|
Processo n.º 802/12
2.ª Secção
Relator: Conselheiro Fernando Ventura
Acordam, em conferência, na 2ª secção do Tribunal Constitucional
I. Relatório
1. Nos presentes autos de fiscalização concreta da constitucionalidade, com o n.º 802/12, A. interpôs recurso para o Tribunal Constitucional do despacho do Presidente do Tribunal da Relação de Évora proferido em 18 de outubro de 2012 que indeferiu a reclamação que apresentou do despacho que reteve a subida de recurso de agravo, por si interposto.
2. Por decisão sumária n.º 587/12, proferida ao abrigo do disposto no artigo 78.º-A, n.º 1, da LTC, decidiu-se não tomar conhecimento do objeto do recurso interposto, nos seguintes termos (transcrição parcial):
“4. Sabido que a decisão que admitiu o recurso não vincula o Tribunal Constitucional (artigo 76.º, n.º 3 da Lei do Tribunal Constitucional) e, entendendo-se que, no caso em apreço, o recurso não é admissível, cumpre proferir decisão sumária, ao abrigo do n.º 1 do artigo 78.º-A da Lei do Tribunal Constitucional.
5. No sistema português, os recursos de fiscalização concreta da constitucionalidade têm necessariamente objeto normativo, devendo incidir sobre a apreciação da constitucionalidade de normas ou interpretações normativas, e não sobre a apreciação de alegadas inconstitucionalidades imputadas pelo recorrente às decisões judiciais, em si mesmas consideradas, atenta a inexistência no nosso ordenamento jurídico-constitucional da figura do “recurso de amparo” contra atos concretos de aplicação do Direito..
Nas palavras do Acórdão nº 138/2006 (acessível, como os demais referidos, em www.tribunalconstitucional.pt), a “distinção entre os casos em que a inconstitucionalidade é imputada a interpretação normativa daqueles em que é imputada diretamente a decisão judicial radica em que na primeira hipótese é discernível na decisão recorrida a adoção de um critério normativo (ao qual depois se subsume o caso concreto em apreço), com carácter de generalidade, e, por isso, suscetível de aplicação a outras situações, enquanto na segunda hipótese está em causa a aplicação dos critérios normativos tidos por relevantes às particularidades do caso concreto”.
Daí que, quando se pretenda questionar a constitucionalidade de uma dada interpretação normativa, o recorrente tem “o ónus de enunciar, de forma clara e percetível, o exato sentido normativo do preceito que considera inconstitucional” (cfr., por exemplo, o Acórdão nº 21/2006).

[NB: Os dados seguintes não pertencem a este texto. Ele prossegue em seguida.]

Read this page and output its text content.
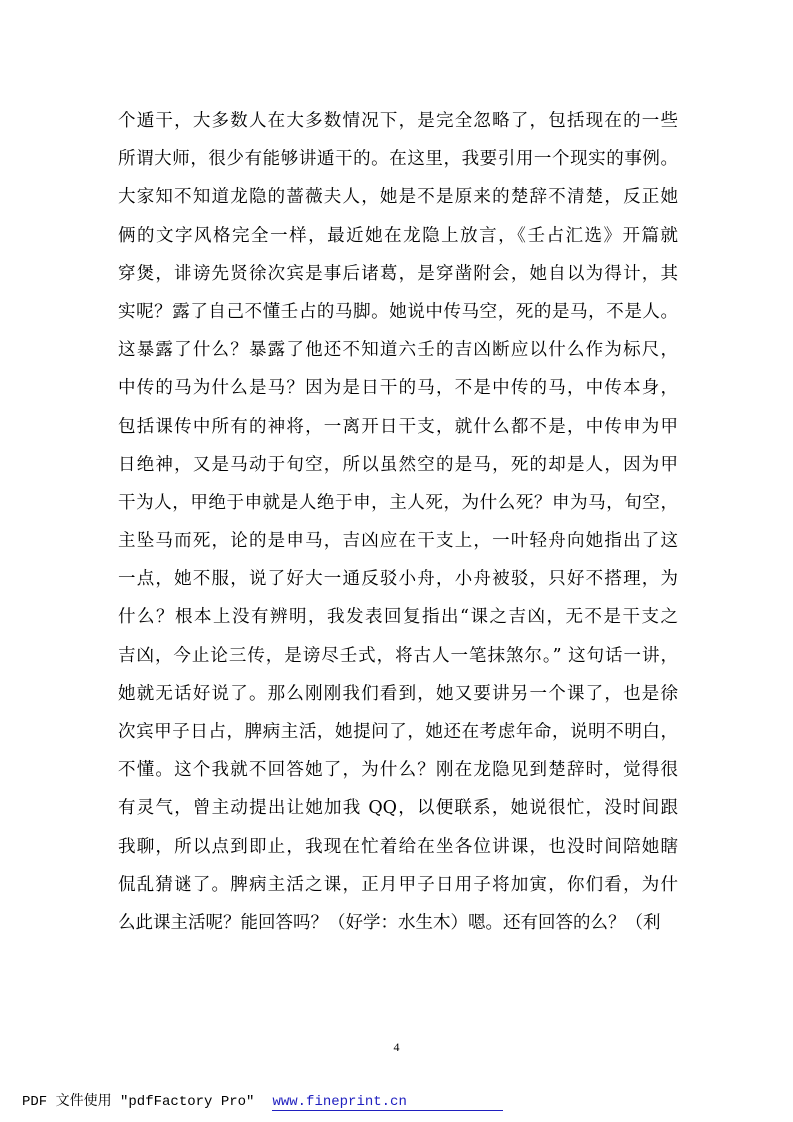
个遁干，大多数人在大多数情况下，是完全忽略了，包括现在的一些
所谓大师，很少有能够讲遁干的。在这里，我要引用一个现实的事例。
大家知不知道龙隐的蔷薇夫人，她是不是原来的楚辞不清楚，反正她
俩的文字风格完全一样，最近她在龙隐上放言，《壬占汇选》开篇就
穿煲，诽谤先贤徐次宾是事后诸葛，是穿凿附会，她自以为得计，其
实呢？露了自己不懂壬占的马脚。她说中传马空，死的是马，不是人。
这暴露了什么？暴露了他还不知道六壬的吉凶断应以什么作为标尺，
中传的马为什么是马？因为是日干的马，不是中传的马，中传本身，
包括课传中所有的神将，一离开日干支，就什么都不是，中传申为甲
日绝神，又是马动于旬空，所以虽然空的是马，死的却是人，因为甲
干为人，甲绝于申就是人绝于申，主人死，为什么死？申为马，旬空，
主坠马而死，论的是申马，吉凶应在干支上，一叶轻舟向她指出了这
一点，她不服，说了好大一通反驳小舟，小舟被驳，只好不搭理，为
什么？根本上没有辨明，我发表回复指出“课之吉凶，无不是干支之
吉凶，今止论三传，是谤尽壬式，将古人一笔抹煞尔。” 这句话一讲，
她就无话好说了。那么刚刚我们看到，她又要讲另一个课了，也是徐
次宾甲子日占，脾病主活，她提问了，她还在考虑年命，说明不明白，
不懂。这个我就不回答她了，为什么？刚在龙隐见到楚辞时，觉得很
有灵气，曾主动提出让她加我 QQ，以便联系，她说很忙，没时间跟
我聊，所以点到即止，我现在忙着给在坐各位讲课，也没时间陪她瞎
侃乱猜谜了。脾病主活之课，正月甲子日用子将加寅，你们看，为什
么此课主活呢？能回答吗？（好学：水生木）嗯。还有回答的么？（利
4
PDF 文件使用 "pdfFactory Pro" www.fineprint.cn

Com efeito, segundo jurisprudência pacífica deste Tribunal e utilizando a formulação do Acórdão n.º 367/94, “esse sentido (essa dimensão normativa) do preceito há de ser enunciado de forma que, no caso de vir a ser julgado inconstitucional, o Tribunal o possa apresentar na sua decisão, em termos de, tanto os destinatários desta, como, em geral, os operadores do direito, ficarem a saber, sem margem para dúvidas, qual o sentido com que o preceito em causa não deve ser aplicado, por, desse modo, afrontar a Constituição.”

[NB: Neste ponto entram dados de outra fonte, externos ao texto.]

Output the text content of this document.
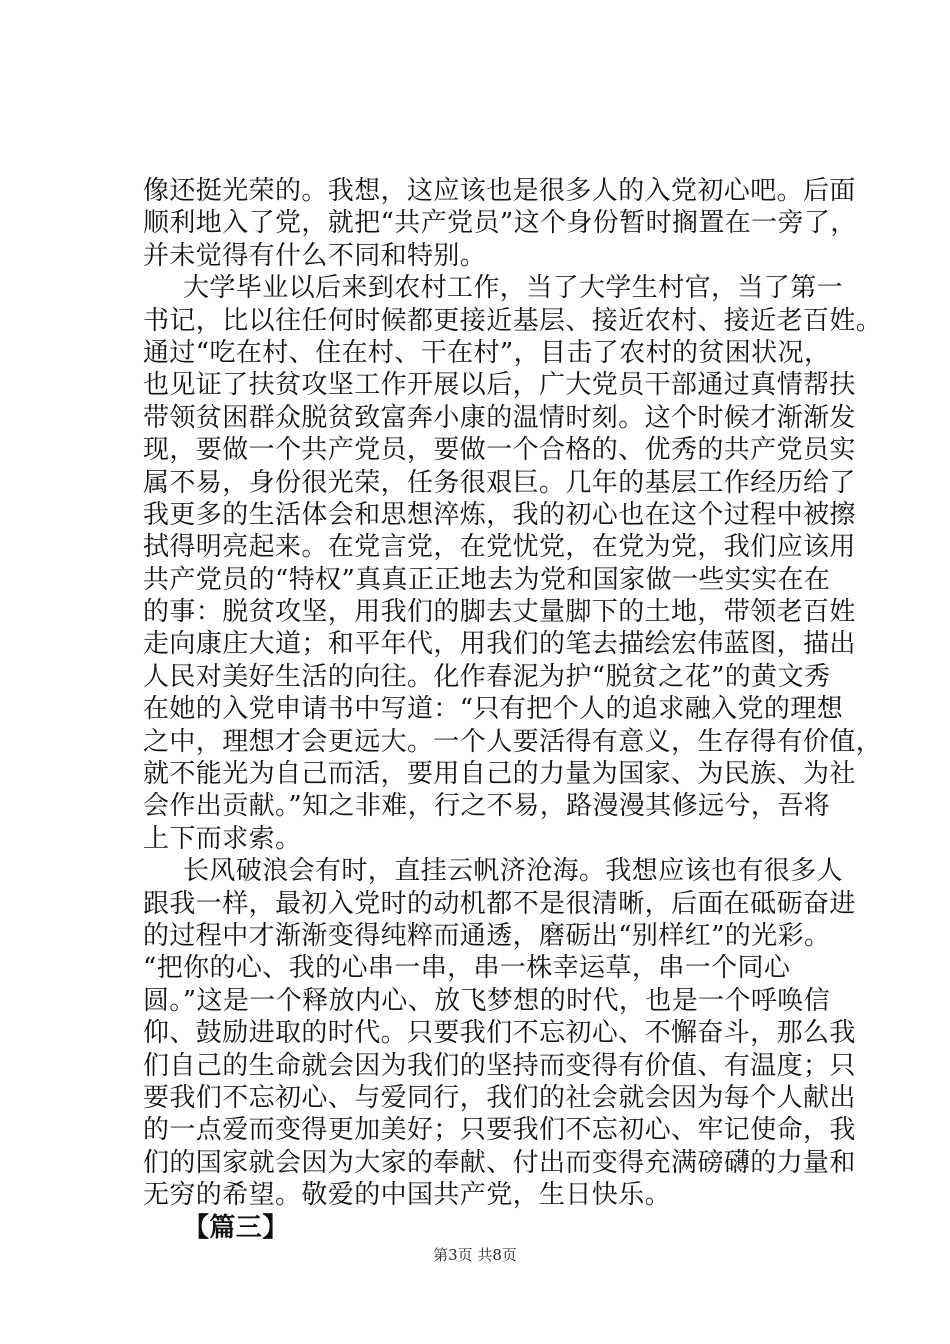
像还挺光荣的。我想，这应该也是很多人的入党初心吧。后面
顺利地入了党，就把“共产党员”这个身份暂时搁置在一旁了，
并未觉得有什么不同和特别。
大学毕业以后来到农村工作，当了大学生村官，当了第一
书记，比以往任何时候都更接近基层、接近农村、接近老百姓。
通过“吃在村、住在村、干在村”，目击了农村的贫困状况，
也见证了扶贫攻坚工作开展以后，广大党员干部通过真情帮扶
带领贫困群众脱贫致富奔小康的温情时刻。这个时候才渐渐发
现，要做一个共产党员，要做一个合格的、优秀的共产党员实
属不易，身份很光荣，任务很艰巨。几年的基层工作经历给了
我更多的生活体会和思想淬炼，我的初心也在这个过程中被擦
拭得明亮起来。在党言党，在党忧党，在党为党，我们应该用
共产党员的“特权”真真正正地去为党和国家做一些实实在在
的事：脱贫攻坚，用我们的脚去丈量脚下的土地，带领老百姓
走向康庄大道；和平年代，用我们的笔去描绘宏伟蓝图，描出
人民对美好生活的向往。化作春泥为护“脱贫之花”的黄文秀
在她的入党申请书中写道：“只有把个人的追求融入党的理想
之中，理想才会更远大。一个人要活得有意义，生存得有价值，
就不能光为自己而活，要用自己的力量为国家、为民族、为社
会作出贡献。”知之非难，行之不易，路漫漫其修远兮，吾将
上下而求索。
长风破浪会有时，直挂云帆济沧海。我想应该也有很多人
跟我一样，最初入党时的动机都不是很清晰，后面在砥砺奋进
的过程中才渐渐变得纯粹而通透，磨砺出“别样红”的光彩。
“把你的心、我的心串一串，串一株幸运草，串一个同心
圆。”这是一个释放内心、放飞梦想的时代，也是一个呼唤信
仰、鼓励进取的时代。只要我们不忘初心、不懈奋斗，那么我
们自己的生命就会因为我们的坚持而变得有价值、有温度；只
要我们不忘初心、与爱同行，我们的社会就会因为每个人献出
的一点爱而变得更加美好；只要我们不忘初心、牢记使命，我
们的国家就会因为大家的奉献、付出而变得充满磅礴的力量和
无穷的希望。敬爱的中国共产党，生日快乐。
【篇三】
第3页 共8页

Por outro lado, tratando-se de recurso interposto ao abrigo da alínea b) do nº 1 do artigo 70º da Lei do Tribunal Constitucional, como ocorre no presente caso, a jurisprudência constitucional vem entendendo, de modo reiterado e uniforme, que é pressuposto específico deste tipo de recurso que a questão de inconstitucionalidade haja sido suscitada “durante o processo” e “de modo processualmente adequado perante o tribunal que proferiu a decisão recorrida, em termos de este estar obrigado a dela conhecer” (n.º 2 do artigo 72.º da Lei do Tribunal Constitucional), além da efetiva aplicação da norma ou interpretação normativa, em termos de a mesma constituir “ratio decidendi” ou fundamento jurídico da decisão proferida no caso concreto.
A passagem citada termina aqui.